Here is the information CDC provides about the number of perinatal cases of Hepatitis B in 2016 (below). It would be interesting to know how many of these cases were vaccinated, and how many were detected through lab testing. Why did these cases occur? Were they cared for appropriately?
Would it not make more sense to put the effort and expense of 12 million Hepatitis B shots yearly into correctly identifying the small number of truly at-risk newborns and making certain they are optimally treated by their medical providers?
Note: Only about 73% of US newborns actually receive the Hepatitis B vaccine within 3 days after birth. The rest have savvy parents or health professionals.
I haven’t read the Substack yet but I wanted to share. I recall the first 24 hours after I gave birth to my son. Nurse comes in the room with the shot. I asked her if she thought my newborn perhaps was working in a lab in the hospital, where he might be exposed to blood. Then I asked if she thought that he was somehow at risk for having sex with (🤢) anyone or maybe she thought he would be at risk of using a dirty needle while injecting heroin ? I mean, he was nearly 24 hours old. Anything can happen, right?
What a ding-dong. I asked her to leave. She did. But who are they kidding? What a disgusting scam.
It was 1989 when the Hep B vax was coming to the fore. I mistakenly thought I had to obtain informed consent from parents but the 1986 Vaccine Act actually relieved me of that responsibility. Be that as it may, I spent 3 months trying to learn why we would give this Hep B vax to a one day old infant and as there were only 200 women a year in the US who gave birth with chronic active Hep B why we are just only giving the vax to those infants.

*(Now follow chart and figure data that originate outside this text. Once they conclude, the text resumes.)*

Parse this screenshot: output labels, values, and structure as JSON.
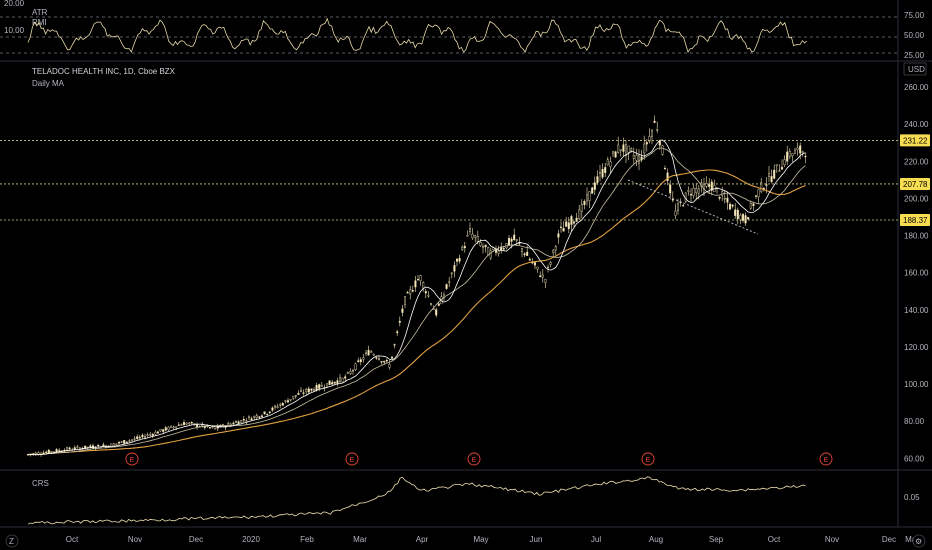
{
  "symbol_title": "TELADOC HEALTH INC, 1D, Cboe BZX",
  "study_label": "Daily MA",
  "currency": "USD",
  "top_pane": {
    "labels": [
      "ATR",
      "RMI"
    ],
    "left_value": "20.00",
    "left_value2": "10.00",
    "scale": [
      "75.00",
      "50.00",
      "25.00"
    ]
  },
  "price_axis": [
    "260.00",
    "240.00",
    "220.00",
    "200.00",
    "180.00",
    "160.00",
    "140.00",
    "120.00",
    "100.00",
    "80.00",
    "60.00"
  ],
  "price_tags": [
    "231.22",
    "207.78",
    "188.37"
  ],
  "bottom_pane": {
    "label": "CRS",
    "scale": [
      "0.05"
    ]
  },
  "time_axis": [
    "Oct",
    "Nov",
    "Dec",
    "2020",
    "Feb",
    "Mar",
    "Apr",
    "May",
    "Jun",
    "Jul",
    "Aug",
    "Sep",
    "Oct",
    "Nov",
    "Dec",
    "Mar"
  ],
  "events_label": "E",
  "corner_buttons": {
    "left": "Z",
    "right": "⚙"
  },
  "colors": {
    "candle": "#f5e6b8",
    "ma_fast": "#ffffff",
    "ma_mid": "#c9c0a5",
    "ma_slow": "#e0a040",
    "indicator": "#e8d9a8",
    "crs": "#efe1b0",
    "tag_bg": "#f7dd52",
    "event": "#e8453c"
  },
  "chart_data": {
    "type": "line",
    "title": "TELADOC HEALTH INC, 1D, Cboe BZX",
    "series_names": [
      "Daily MA"
    ],
    "x": [
      "Oct",
      "Nov",
      "Dec",
      "2020",
      "Feb",
      "Mar",
      "Apr",
      "May",
      "Jun",
      "Jul",
      "Aug",
      "Sep",
      "Oct"
    ],
    "close_approx": [
      66,
      70,
      78,
      84,
      92,
      112,
      138,
      178,
      165,
      215,
      222,
      200,
      226
    ],
    "horizontal_levels": [
      231.22,
      207.78,
      188.37
    ],
    "ylim": [
      55,
      265
    ],
    "axis_ticks": [
      60,
      80,
      100,
      120,
      140,
      160,
      180,
      200,
      220,
      240,
      260
    ]
  }
}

After 3 months of searching in vain I realized the reason I couldn't find anything in the medical literature or anywhere else justifying giving the Hep B vx to all babies I realized it was a scam.
If the Hep B vaccine was a scam were the other vaccines a scam as well. SO I researched all the vaccines and yep... they were all scams. For example tetanus... there has never been a clinical trial showing it works but there are plenty of case studies showin even with adequate vaccine induced antibodies to tetanus toxoid, people were still coming down with tetanus.
This is how I became an advocate for not giving vaccines because the benefit is not greater than the risk and they have not been safety tested.